I was recently fired from my job of four years by the new owners of my place of employment in New Mexico. The immediate cause was an email I had written the day prior, a businesslike appeal for more oversight in my department, where two of us had seen job description changes that I argued were hurting our overall goal. Additionally, I discussed recent event failures and my professional opinion regarding why they occurred, and that prior to the changes in procedure, I had demonstrated a pattern of success. Finally, I stated that I was unable to perform my job function as described (‘getting people into the store’) without use of/direction of all the communications tools available to me.

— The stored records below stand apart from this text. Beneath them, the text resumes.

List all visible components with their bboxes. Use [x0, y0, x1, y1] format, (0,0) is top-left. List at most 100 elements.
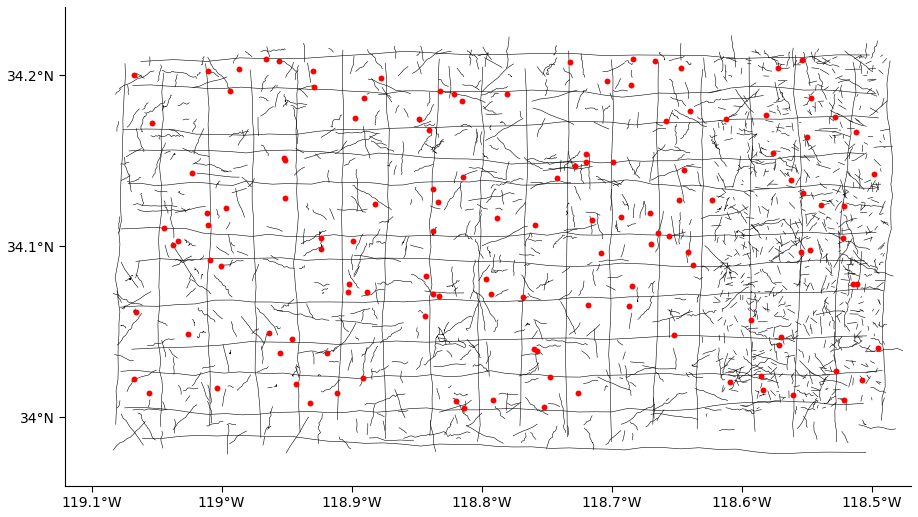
Point: [744, 316, 758, 325]
Point: [411, 115, 426, 123]
Point: [486, 397, 500, 405]
Point: [770, 64, 785, 72]
Point: [870, 344, 885, 352]
Point: [528, 221, 543, 230]
Point: [285, 335, 299, 343]
Point: [231, 65, 246, 73]
Point: [262, 328, 276, 337]
Point: [644, 240, 658, 249]
Point: [214, 262, 229, 270]
Point: [579, 158, 594, 166]
Point: [786, 391, 800, 399]
Point: [202, 255, 217, 264]
Point: [145, 119, 160, 127]
Point: [127, 71, 141, 79]
Point: [272, 348, 286, 357]
Point: [549, 174, 564, 182]
Point: [771, 341, 786, 349]
Point: [278, 156, 293, 164]
Point: [723, 377, 738, 386]
Point: [580, 301, 595, 309]
Point: [374, 73, 388, 82]
Point: [543, 373, 557, 381]
Point: [360, 288, 375, 297]
Point: [259, 55, 274, 63]
Point: [650, 229, 665, 237]
Point: [658, 117, 673, 126]
Point: [766, 149, 780, 158]
Point: [223, 87, 238, 96]
Point: [677, 165, 691, 174]
Point: [341, 280, 356, 288]
Point: [796, 189, 811, 197]
Point: [621, 302, 636, 310]
Point: [719, 115, 733, 123]
Point: [421, 126, 436, 134]
Point: [568, 162, 583, 170]
Point: [614, 213, 629, 221]
Point: [686, 261, 700, 269]
Point: [157, 223, 172, 232]
Point: [784, 176, 799, 184]
Point: [530, 346, 544, 355]
Point: [829, 367, 844, 375]
Point: [355, 374, 370, 382]
Point: [536, 403, 551, 411]
Point: [827, 113, 842, 121]
Point: [307, 82, 321, 90]
Point: [347, 113, 362, 121]
Point: [483, 290, 498, 298]
Point: [837, 202, 852, 210]
Point: [800, 133, 815, 141]
Point: [200, 220, 215, 229]
Point: [527, 344, 542, 353]
Point: [848, 128, 863, 136]
Point: [643, 209, 657, 218]
Point: [209, 384, 224, 392]
Point: [419, 272, 433, 280]
Point: [479, 275, 494, 283]
Point: [804, 94, 819, 102]
Point: [201, 67, 216, 75]
Point: [303, 399, 318, 407]
Point: [758, 111, 773, 119]
Point: [200, 209, 215, 217]
Point: [431, 198, 445, 206]
Point: [418, 312, 432, 320]
Point: [626, 55, 641, 63]
Point: [563, 58, 577, 66]
Point: [454, 97, 469, 105]
Point: [836, 234, 851, 242]
Point: [456, 173, 471, 181]
Point: [314, 245, 329, 253]
Point: [674, 64, 688, 72]
Point: [313, 234, 328, 242]
Point: [803, 246, 818, 254]
Point: [837, 396, 852, 404]
Point: [662, 232, 677, 240]
Point: [672, 195, 687, 204]
Point: [181, 329, 196, 338]
Point: [276, 154, 291, 162]
Point: [306, 67, 320, 75]
Point: [219, 204, 234, 212]
Point: [272, 57, 286, 65]
Point: [499, 89, 514, 98]
Point: [680, 248, 695, 256]
Point: [368, 200, 383, 208]
Point: [171, 237, 185, 245]
Point: [456, 404, 471, 412]
Point: [594, 249, 609, 257]
Point: [346, 236, 361, 245]
Point: [432, 86, 447, 95]
Point: [277, 194, 292, 202]
Point: [794, 248, 809, 256]
Point: [754, 371, 768, 379]
Point: [585, 216, 599, 224]
Point: [624, 282, 639, 290]
Point: [756, 386, 770, 394]
Point: [867, 170, 881, 178]
Point: [141, 388, 156, 397]
Point: [129, 308, 143, 316]
Point: [647, 57, 662, 65]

I am concerned that I’m about to hear that I have been denied unemployment benefits because I was told, essentially, that I was insubordinate and difficult to work with. The correspondence in question was not at all inappropriate, and the coworker in question is someone who was moved to working solely at home because of her issues with all staff, ultimately requiring only me to work with her. (This was even stated on the morning of my termination by an employer). Additionally, I was never given specific examples of being ‘hard to talk to’ or suggestions on precisely what to avoid doing – and correspondence and meetings to address any conflict was always initiated by me, attempting to solve what was clearly an issue.

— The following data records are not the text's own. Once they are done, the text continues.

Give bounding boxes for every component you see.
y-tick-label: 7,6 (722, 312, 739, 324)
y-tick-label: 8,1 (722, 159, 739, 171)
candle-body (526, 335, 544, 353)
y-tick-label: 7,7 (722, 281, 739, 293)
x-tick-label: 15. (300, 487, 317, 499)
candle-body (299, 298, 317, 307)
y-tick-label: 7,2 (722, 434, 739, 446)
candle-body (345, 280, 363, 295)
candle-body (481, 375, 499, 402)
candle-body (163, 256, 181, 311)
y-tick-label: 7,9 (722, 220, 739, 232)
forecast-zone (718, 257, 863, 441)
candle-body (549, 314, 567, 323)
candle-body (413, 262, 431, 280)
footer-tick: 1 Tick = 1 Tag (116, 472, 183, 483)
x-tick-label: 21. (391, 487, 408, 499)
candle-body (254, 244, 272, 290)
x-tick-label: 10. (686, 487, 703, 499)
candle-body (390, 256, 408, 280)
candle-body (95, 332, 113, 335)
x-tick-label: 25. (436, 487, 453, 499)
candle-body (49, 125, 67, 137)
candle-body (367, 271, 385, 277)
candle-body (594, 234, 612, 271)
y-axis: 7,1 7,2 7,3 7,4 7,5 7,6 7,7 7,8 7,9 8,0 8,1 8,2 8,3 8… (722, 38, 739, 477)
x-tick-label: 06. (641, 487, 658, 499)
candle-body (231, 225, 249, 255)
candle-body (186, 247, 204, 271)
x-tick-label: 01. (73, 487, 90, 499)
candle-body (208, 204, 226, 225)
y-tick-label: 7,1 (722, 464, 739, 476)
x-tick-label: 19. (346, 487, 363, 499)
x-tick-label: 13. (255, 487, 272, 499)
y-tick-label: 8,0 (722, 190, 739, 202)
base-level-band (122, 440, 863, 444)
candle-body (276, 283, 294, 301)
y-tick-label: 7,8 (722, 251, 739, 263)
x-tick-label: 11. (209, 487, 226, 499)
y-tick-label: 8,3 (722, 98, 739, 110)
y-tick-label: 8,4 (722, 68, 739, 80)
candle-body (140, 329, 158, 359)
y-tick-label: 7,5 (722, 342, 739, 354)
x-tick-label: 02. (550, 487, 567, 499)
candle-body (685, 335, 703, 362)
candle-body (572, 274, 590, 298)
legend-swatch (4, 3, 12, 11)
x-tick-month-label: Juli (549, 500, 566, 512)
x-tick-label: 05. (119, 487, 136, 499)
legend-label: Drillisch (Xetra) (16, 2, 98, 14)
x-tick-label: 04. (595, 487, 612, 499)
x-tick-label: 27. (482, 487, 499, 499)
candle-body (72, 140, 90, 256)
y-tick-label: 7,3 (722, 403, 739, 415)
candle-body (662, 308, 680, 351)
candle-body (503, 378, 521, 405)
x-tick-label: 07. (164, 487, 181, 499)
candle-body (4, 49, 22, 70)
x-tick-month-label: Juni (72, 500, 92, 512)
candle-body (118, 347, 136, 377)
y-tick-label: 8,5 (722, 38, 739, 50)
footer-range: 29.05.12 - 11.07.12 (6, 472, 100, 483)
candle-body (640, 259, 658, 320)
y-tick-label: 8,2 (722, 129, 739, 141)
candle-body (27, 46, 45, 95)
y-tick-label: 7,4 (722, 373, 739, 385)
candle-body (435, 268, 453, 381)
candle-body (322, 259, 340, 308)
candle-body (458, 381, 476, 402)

On multiple occasions, I had asked for meetings to evaluate the effectiveness of the new procedures, and I had written a few emails arguing my case for the level of direction I previously enjoyed, and asking for my employers to consult other industry professionals for reasoning similar to my own. Largely, editing of any sort seemed to be considered hostile.
There were conflicts with this coworker. We argued heatedly on one occasion, when she made a disparaging remark about my credentials, and I believe I was the only person reprimanded. I also voluntarily apologized prior to the complaint with my employer, whereas the coworker did not. On multiple occasions, my request to address serious errors she had made was ignored by my employers, and frequently, they missed meetings we had set, often without any communication. There is perhaps one email I will concede was inappropriate from several months ago (at least four, possibly six), but all other documented correspondence that is likely to be cited as inappropriate is not.
It’s unlikely I will be able to convince any coworkers at this small business to attend an unemployment hearing if I need to appeal, although when asked, none said they had issues with me, all were shocked by my termination, and all have complained about the coworker in question. What are my chances for winning this? Do I have any support from the facts that I always solicited the attempt to reconcile our issues, that my employers allowed hostile behavior from this coworker, or that the immediate cause (the most recent email) is obviously not inappropriate?
It seems to me, you might be leaving something out .. such as whether it was the emails themselves that were insubordinate or whether it was your ongoing interactions with the co-worker that are being viewed as insubordinate and in contradiction to a directive from your employer as to how to deal with this person.
It sounds like the co-worker was accommodated to work from home .. maybe because they complained of harassment?
I’m guessing you’d probably be better off with a hearing rep .. because it just sounds like a situation made messy by human interaction that even a good hearing repgood hearing rep would need to understand thoroughly to help you out with.